Beschikkingen aansprakelijkstelling vernietigd

In geschil is of twee particulieren en hun persoonlijke holdings op grond van artikel 40 IW 1990 terecht aansprakelijk zijn gesteld voor onbetaald gelaten vpb van een bv die zij eerder hadden verkocht.

Twee heren en hun persoonlijke holdings hebben de aandelen in een bv verkocht aan een derde. Zij hebben zich hierbij laten adviseren door een deskundig belastingadviseur. De adviseur heeft de aandelentransactie opgezet en begeleid. 

In geschil is of de twee heren en hun twee holdings op grond van artikel 40 IW 1990 terecht aansprakelijk zijn gesteld voor door de bv onbetaald gelaten vpb. De holdings hebben aangevoerd dat lichamen niet op grond van artikel 40 IW 1990 aansprakelijk kunnen worden gesteld. Deze beroepsgrond faalt, omdat deze rechtsopvatting onjuist is (zie HR 16 oktober 2015, ECLI:NL:HR:2015:3081).

Rechtbank Zeeland-West-Brabant gaat er dan veronderstellenderwijs vanuit dat aan de beleggingseis en vermogensverminderingseis artikel 40, lid 1, IW 1990 is voldaan. Zij gaat vervolgens in op de vraag of de belanghebbenden zich kunnen disculperen waardoor zij (toch) niet aansprakelijk zijn.

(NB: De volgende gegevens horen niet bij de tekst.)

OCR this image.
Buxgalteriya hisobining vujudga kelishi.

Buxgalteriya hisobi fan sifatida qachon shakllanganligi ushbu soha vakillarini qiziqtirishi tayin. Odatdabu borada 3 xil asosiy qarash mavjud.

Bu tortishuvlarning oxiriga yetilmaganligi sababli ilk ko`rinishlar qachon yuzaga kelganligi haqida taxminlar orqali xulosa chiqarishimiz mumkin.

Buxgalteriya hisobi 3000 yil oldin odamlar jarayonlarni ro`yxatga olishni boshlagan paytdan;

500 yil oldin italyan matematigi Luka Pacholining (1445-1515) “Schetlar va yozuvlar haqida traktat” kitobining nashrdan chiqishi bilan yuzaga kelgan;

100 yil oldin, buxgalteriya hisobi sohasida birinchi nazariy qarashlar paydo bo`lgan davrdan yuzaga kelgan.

De rechtbank acht aannemelijk dat de belanghebbenden ten tijde van de vervreemding van de aandelen niet hebben geweten en ook niet behoorden te weten dat de koper door het entameren van buiten de normale bedrijfsvoering liggende handelingen de verhaalsmogelijkheden van de ontvanger illusoir zou maken. De belanghebbenden hebben aan hun onderzoeks- en zorgplicht voldaan door een adviseur van een gerenommeerd kantoor in te schakelen. Zij maakten voorts al jarenlang gebruik van de diensten van dat kantoor.

De beschikkingen aansprakelijkstelling worden vernietigd.